Camera degli Angioli

 

Questa sala fu usata come cappella a partire dal 1677. Gli affreschi alle pareti, eseguiti da Jacopo Vignali tra il 1622 e il 1623, rappresentano i santi e i beati della citta’ e del contado di Firenze che, preceduti da Giovanni Battista, avanzano in processione dalla chiesa militante alla chiesa trionfante. Nell’interno della cupoletta e sul soffitto, affreschi di Michelangelo Cinganelli (1580 circa -1635), con san Michele Arcangelo e gli angeli musicanti e osannanti che danno il nome alla stanza.

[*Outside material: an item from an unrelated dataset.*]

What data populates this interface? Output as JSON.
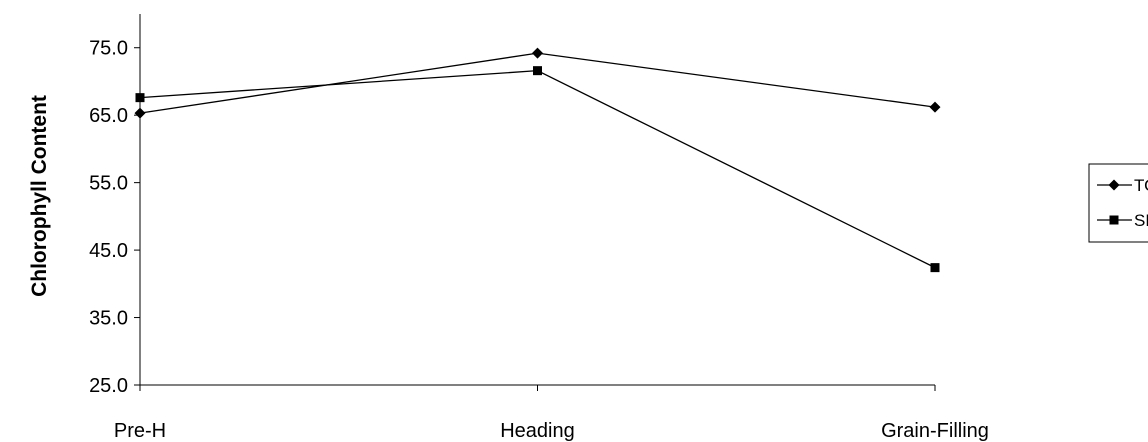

Sopra la mensa dell’altare, eseguito nel 1627 da Francesco e Tommaso da Sant’Andrea a Rovezzano, si trova una tarsia di Benedetto Calenzuoli, su cartone di Pietro da Cortona, raffigurante la Madonna col Bambino. Sotto l’altare, il reliquiario di sant’Agata, donato da suor Innocenza Barberini a Michelangelo Buonarroti il Giovane il primo di marzo del 1638.
Nelle nicchie, su mensoloni secenteschi, il busto di Michelangelo il Giovane, capolavoro di Giuliano Finelli, e i ritratti di Cosimo Buonarroti e della moglie Rosina Vendramin, eseguiti da Aristodemo Costoli tra il 1850 e il 1857. Le altre nicchie ospitano un rilievo con San Gerolamo di Luca della Robbia il Giovane, una replica bronzea cinquecentesca della Madonna della scala di Michelangelo (il rilievo marmoreo e’ rimasto per secoli in questa stanza), e una Testa di vecchio, ritenuta alla fine del Seicento opera “bellissima di Guido Reni”.